Good Things

On September 15, 2015

This photo was possible after an enormously generous person with absolutely no ulterior motive and a very big truck pulled my camper to its final destination. I am incomprehensibly grateful.

Day 42: I was so wrong about “managing fear”.

All this time, I thought that “managing fear” meant “controlling fear”, “decreasing the size of fear”, “keeping fear corralled”. Well, this is really hard, if not impossible, to do, and I never made much progress at it. Because, emotions are really deep inside, in the old, dark parts of our brains, and they do their own thing, and really, the conscious mind doesn’t have much of a say.

What I finally learned I can do is “change my relationship to fear” and “choose how to react to fear”.

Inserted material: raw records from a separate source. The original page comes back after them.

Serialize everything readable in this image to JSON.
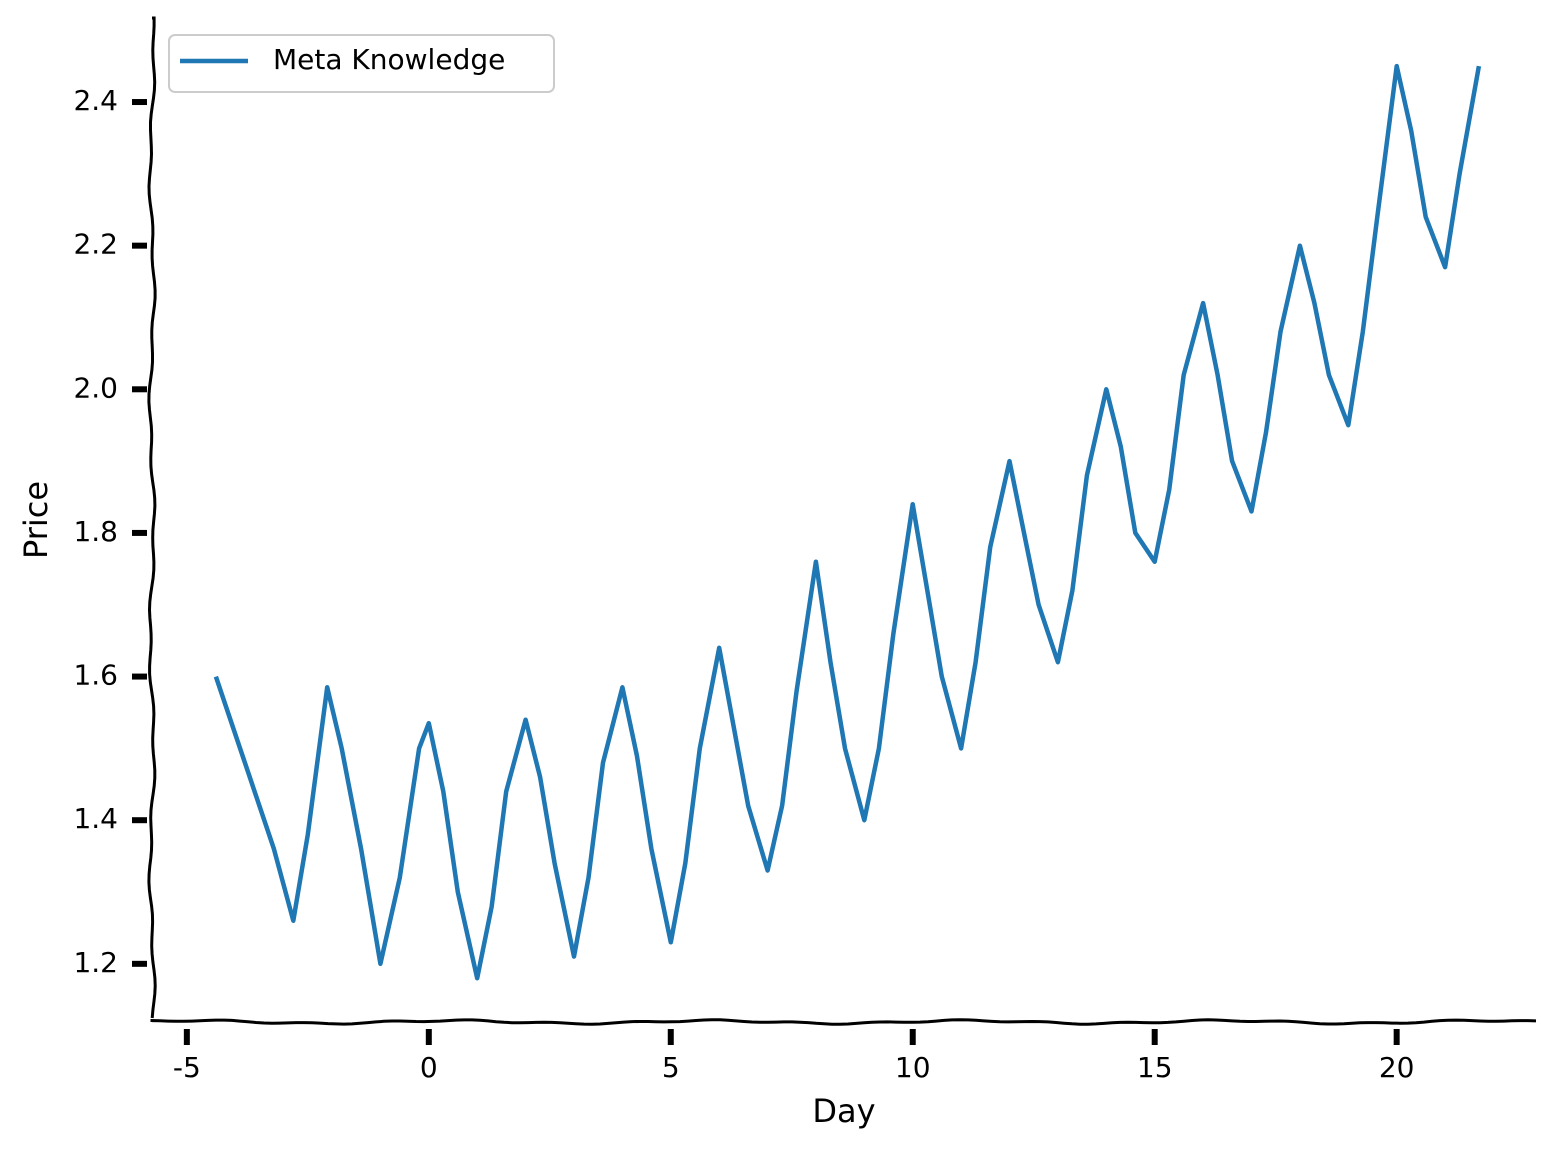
{
  "chart_data": {
    "type": "line",
    "x_label": "Day",
    "y_label": "Price",
    "x": [
      -4.4,
      -3.8,
      -3.2,
      -2.8,
      -2.5,
      -2.1,
      -1.8,
      -1.4,
      -1.0,
      -0.6,
      -0.2,
      0.0,
      0.3,
      0.6,
      1.0,
      1.3,
      1.6,
      2.0,
      2.3,
      2.6,
      3.0,
      3.3,
      3.6,
      4.0,
      4.3,
      4.6,
      5.0,
      5.3,
      5.6,
      6.0,
      6.3,
      6.6,
      7.0,
      7.3,
      7.6,
      8.0,
      8.3,
      8.6,
      9.0,
      9.3,
      9.6,
      10.0,
      10.3,
      10.6,
      11.0,
      11.3,
      11.6,
      12.0,
      12.3,
      12.6,
      13.0,
      13.3,
      13.6,
      14.0,
      14.3,
      14.6,
      15.0,
      15.3,
      15.6,
      16.0,
      16.3,
      16.6,
      17.0,
      17.3,
      17.6,
      18.0,
      18.3,
      18.6,
      19.0,
      19.3,
      19.6,
      20.0,
      20.3,
      20.6,
      21.0,
      21.3,
      21.7
    ],
    "series": [
      {
        "name": "Meta Knowledge",
        "color": "#1f77b4",
        "values": [
          1.6,
          1.48,
          1.36,
          1.26,
          1.38,
          1.585,
          1.5,
          1.36,
          1.2,
          1.32,
          1.5,
          1.535,
          1.44,
          1.3,
          1.18,
          1.28,
          1.44,
          1.54,
          1.46,
          1.34,
          1.21,
          1.32,
          1.48,
          1.585,
          1.49,
          1.36,
          1.23,
          1.34,
          1.5,
          1.64,
          1.53,
          1.42,
          1.33,
          1.42,
          1.58,
          1.76,
          1.62,
          1.5,
          1.4,
          1.5,
          1.66,
          1.84,
          1.72,
          1.6,
          1.5,
          1.62,
          1.78,
          1.9,
          1.8,
          1.7,
          1.62,
          1.72,
          1.88,
          2.0,
          1.92,
          1.8,
          1.76,
          1.86,
          2.02,
          2.12,
          2.02,
          1.9,
          1.83,
          1.94,
          2.08,
          2.2,
          2.12,
          2.02,
          1.95,
          2.08,
          2.24,
          2.45,
          2.36,
          2.24,
          2.17,
          2.3,
          2.45
        ]
      }
    ],
    "xlim": [
      -5.72,
      22.9
    ],
    "ylim": [
      1.119,
      2.517
    ],
    "xticks": [
      -5,
      0,
      5,
      10,
      15,
      20
    ],
    "yticks": [
      1.2,
      1.4,
      1.6,
      1.8,
      {
        "value": 2,
        "label": "2.0"
      },
      2.2,
      2.4
    ],
    "legend": "upper left"
  }
}
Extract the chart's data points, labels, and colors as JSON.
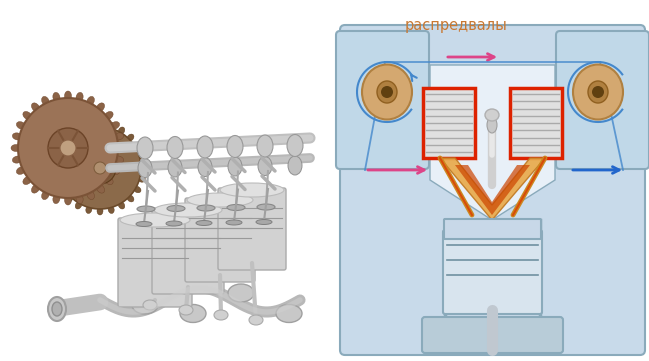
{
  "annotation_text": "распредвалы",
  "annotation_color": "#c87832",
  "annotation_fontsize": 10.5,
  "bg_color": "#ffffff",
  "fig_width": 6.49,
  "fig_height": 3.61,
  "dpi": 100
}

Changing my relationship to fear. Not fearing it. Not buying into it. Not fighting it. Not indulging. Letting it be there, but not allowing it to make decisions for me. No kidding, this is still hard. But allowing something to exist in space, but not make it the focus, is a lot easier and a lot less exhausting than the endless resistance fight. And, it’s something I can practice in incremental portions, let it be for a few seconds before I resist. Let it be for a minute… and during that letting be, more often than not, it loses some of its power.

The second part of this relationship is cultural. I live in a culture far away from jungles full of tigers, and fear is considered something negative, that shows I am weak, spineless, cowardly, and even stupid. Being afraid is thus morally wrong. That doesn’t help. Awareness of this view does…a little.

Choosing how to react to fear. When I am not totally consumed, I can choose to do something that I am afraid of, such as putting a story up for all to see, or accept help, or do something for its reward, even if I have too much fear to enjoy the process. And it gets a little bit easier every time, because desensitization works.

So what about freezing up when that deer crosses the road as I am cruising down the highway? There are monks that are never startled, because they have no expectation of what’s supposed to come next. And since fear is triggered from expectation of something dangerous and negative, well, no expectation, no fear. Not having expectation happens when I am completely in the moment. It happens randomly, when I get into “the zone” sometimes. The great news is that this is a skill, and skill I can learn. Even if it takes ten thousand hours.

#100happydays #100happydaychallenge

Day 19: Money. The dirty word. And the big fat lie. "Money does not make you happy." The first response may be, "but it allows you to get goods and services that do. The fresh warm bread on your table. The shelter for the night. A visit to the doctor." At the second level, money itself is a safety net. Not everyone has family. It's your buffer between home and a government-run nursery home. Independence. The ability to help others. In the biggest picture, nothing can "make" you happy; it's a View and it can be learned and practiced from any external situation. But in the world we have made for ourselves, money is the currency for pretty much everything else.